Otto did not fall this time—but from the last cabin—immediately ahead of him—came a high-pitched, vibrating crackle of tortured wood and metal, loud enough and near enough to be vivid through the other, greater noises. It was followed at once by a sort of slithering crash—and the door of the cabin, torn from hinges and fastenings, fell outwards across his path. He jumped back—and then was hurled from his feet as a bathtub slid through the open, splintered doorway and caught his legs and thrust them from underneath him.

He shook his head to clear it, and pulled himself upright, his hands upon the edge of the tub. The Vulcania, now momentarily beam-on to the swelling seas, rolled heavily—and Otto, his head reeling, slipped and almost tell again.

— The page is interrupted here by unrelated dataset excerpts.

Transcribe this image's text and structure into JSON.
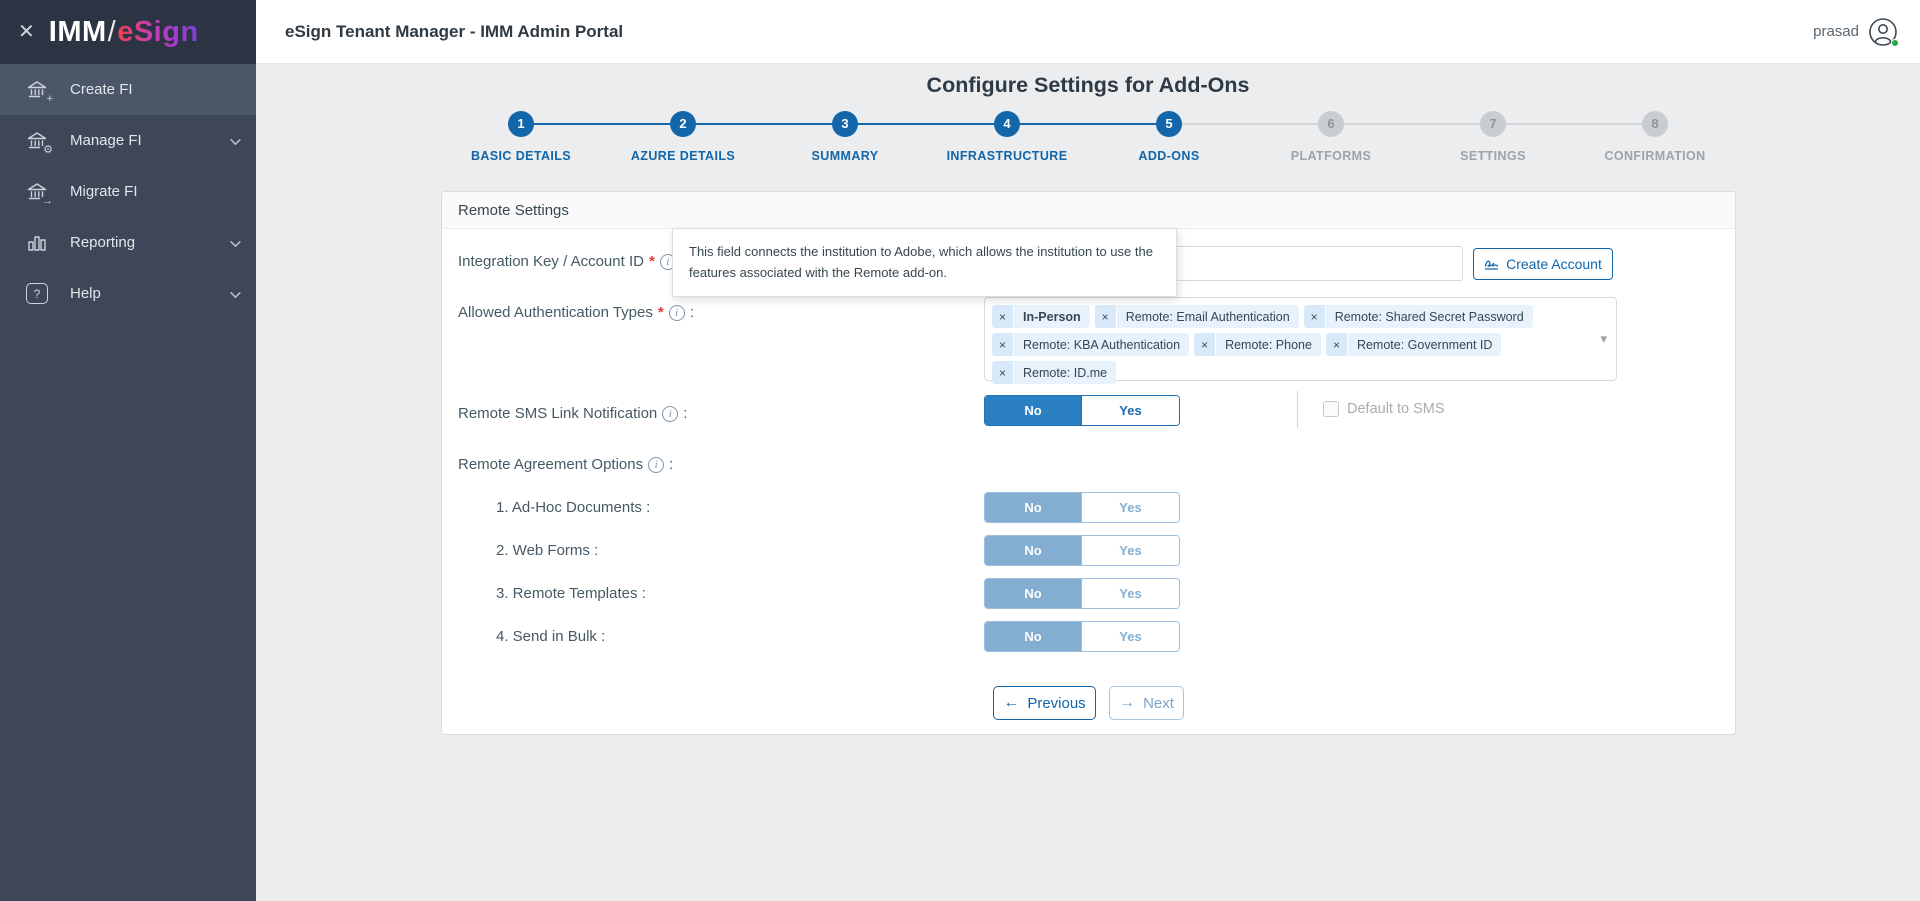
{
  "colors": {
    "accent_blue": "#1266a9",
    "toggle_blue": "#2b80c1",
    "disabled_blue": "#84add2",
    "sidebar_bg": "#3e4758",
    "sidebar_active": "#4c5669",
    "chip_bg": "#e7f2fc",
    "required_red": "#e53935",
    "online_green": "#27a744"
  },
  "ui": {
    "colon": ":",
    "asterisk": "*",
    "info_icon": "i",
    "remove_icon": "×",
    "caret_icon": "▾",
    "close_icon": "✕",
    "prev_icon": "←",
    "next_icon": "→",
    "plus_icon": "+",
    "gear_icon": "⚙",
    "migrate_icon": "→",
    "question_icon": "?"
  },
  "sidebar": {
    "logo": {
      "imm": "IMM",
      "slash": "/",
      "esign": "eSign"
    },
    "items": [
      {
        "label": "Create FI",
        "icon": "bank-plus",
        "active": true,
        "expandable": false
      },
      {
        "label": "Manage FI",
        "icon": "bank-gear",
        "active": false,
        "expandable": true
      },
      {
        "label": "Migrate FI",
        "icon": "bank-arrow",
        "active": false,
        "expandable": false
      },
      {
        "label": "Reporting",
        "icon": "bar-chart",
        "active": false,
        "expandable": true
      },
      {
        "label": "Help",
        "icon": "question-mark",
        "active": false,
        "expandable": true
      }
    ]
  },
  "header": {
    "title": "eSign Tenant Manager - IMM Admin Portal",
    "user": "prasad"
  },
  "page": {
    "title": "Configure Settings for Add-Ons"
  },
  "stepper": {
    "steps": [
      {
        "num": "1",
        "label": "BASIC DETAILS",
        "state": "completed"
      },
      {
        "num": "2",
        "label": "AZURE DETAILS",
        "state": "completed"
      },
      {
        "num": "3",
        "label": "SUMMARY",
        "state": "completed"
      },
      {
        "num": "4",
        "label": "INFRASTRUCTURE",
        "state": "completed"
      },
      {
        "num": "5",
        "label": "ADD-ONS",
        "state": "active"
      },
      {
        "num": "6",
        "label": "PLATFORMS",
        "state": "upcoming"
      },
      {
        "num": "7",
        "label": "SETTINGS",
        "state": "upcoming"
      },
      {
        "num": "8",
        "label": "CONFIRMATION",
        "state": "upcoming"
      }
    ]
  },
  "form": {
    "section_title": "Remote Settings",
    "tooltip": "This field connects the institution to Adobe, which allows the institution to use the features associated with the Remote add-on.",
    "integration": {
      "label": "Integration Key / Account ID",
      "value": "",
      "button": "Create Account"
    },
    "auth_types": {
      "label": "Allowed Authentication Types",
      "chips": [
        {
          "text": "In-Person"
        },
        {
          "text": "Remote: Email Authentication"
        },
        {
          "text": "Remote: Shared Secret Password"
        },
        {
          "text": "Remote: KBA Authentication"
        },
        {
          "text": "Remote: Phone"
        },
        {
          "text": "Remote: Government ID"
        },
        {
          "text": "Remote: ID.me"
        }
      ]
    },
    "sms": {
      "label": "Remote SMS Link Notification",
      "no": "No",
      "yes": "Yes",
      "value": "No",
      "checkbox_label": "Default to SMS",
      "checked": false
    },
    "agreement": {
      "label": "Remote Agreement Options",
      "no": "No",
      "yes": "Yes",
      "items": [
        {
          "label": "1. Ad-Hoc Documents :",
          "value": "No"
        },
        {
          "label": "2. Web Forms :",
          "value": "No"
        },
        {
          "label": "3. Remote Templates :",
          "value": "No"
        },
        {
          "label": "4. Send in Bulk :",
          "value": "No"
        }
      ]
    },
    "buttons": {
      "previous": "Previous",
      "next": "Next"
    }
  }
}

He thrust his hands down to save himself—and they lighted on something within the tub; something which half-floated in tepid water and was clammily warm to the touch. He caught at the edge of the tub and reared upright and found himself staring down at the body of a woman. It was a young body, and by no means without beauty. It lay upon its back in an attitude astonishingly lifelike; indeed, Otto thought that she was alive, until he saw the jagged piece of incongruously shining metal—some part, no doubt, of a toilet fitting—which stuck rigidly out from the dark hole where one of her eyes had been.

(v)

Above there was indescribable chaos—and incredible discipline. Upon the already tilting decks, as near to their allotted boat stations as they were allowed to go, were miraculously orderly groups of women and children. Two boats, full-laden, were down and afloat already, and pulling away to the starboard for safety. Another, full, was being lowered from its davits when a shell fragment tore the right arm from a member of the lowering crew and the sheet screamed over its blocks and the boat tilted nose down in mid-air, and little, sprawling, armed and legged specks fell from it and hurtled down to the grey water.

The gunner fired again—and a flickering dart of flame sprang up from the Vulcania and licked a purple tongue at the cold dark sky. . . .

(vi)

Otto had reached his quarters. The oilskin packet was safe in an inner pocket, and he was trying to make his way above decks again.

It had been a difficult journey down: to get up again was even harder. The Vulcania was listing badly to port, and the shells continued to drop. Worse by far, there was fire somewhere. The heat was growing oppressive and in Otto’s nostrils was the acrid smell of melting metal.

The companion down which he had come was irretrievably blocked. So was the next, which was the sternmost—so that he was forced to retrace his steps and desperately try his luck amidships. Clambering over debris, fighting against the shuddering and rolling of the ship, choking with the acrid, almost invisible smoke which was now tearing at his lungs, he fought his way along. He found a companion which was clear as far up as B deck, but thereafter was impassable. He worked forward again, clambered over the worst pile of debris he had yet happened upon—and saw the first fellow-human he had met on this nightmare journey.

It was a dark-haired, squarely built boy of ten. He was clad in life-belt, pyjamas and a brown woolly bath-robe—and he was working with all his strength to clear from the doorway of a cabin the jammed wreckage of the opposite bulkhead. He was silent and self-possessed and extremely busy. He was doubled over, with his arms around the main timber which was jamming the rest. He turned a contorted face up to Otto, but did not relax his effort. He said:

“I say, could you help me get this stuff away?” His accent was precise but his voice was thickened by the strain. He jerked his head towards the cabin door. “My mother’s in there,” he said.

Immediately he had spoken he turned back to his task again, heaving and straining until it seemed that the muscles must tear in his sturdy small back. For him it was certain that, having been asked, this man would help him.

And, curiously, that was the way too in which it struck Otto. It is perhaps to his discredit that there was no struggle in his mind between duty and humanity; but the question of whether Nils Jorgensen should or should not delay his search for safety did not so much as pose itself in his mind. He stood beside the boy and ran his eye over the tangled web of splintered lath and timber and bent down to see what must be done to clear it quickly.

There was a strange silence now; the lull since the striking of the last shell was much longer than its predecessors. The Vulcania wallowed unevenly, and the heat and the sharp smell of burning were fiercer.

Otto saw that the boy was right in what he was trying so stoutly to do—and stooped beside the little figure and wrapped his arms about the same baulk with which it was struggling and lent all his strength.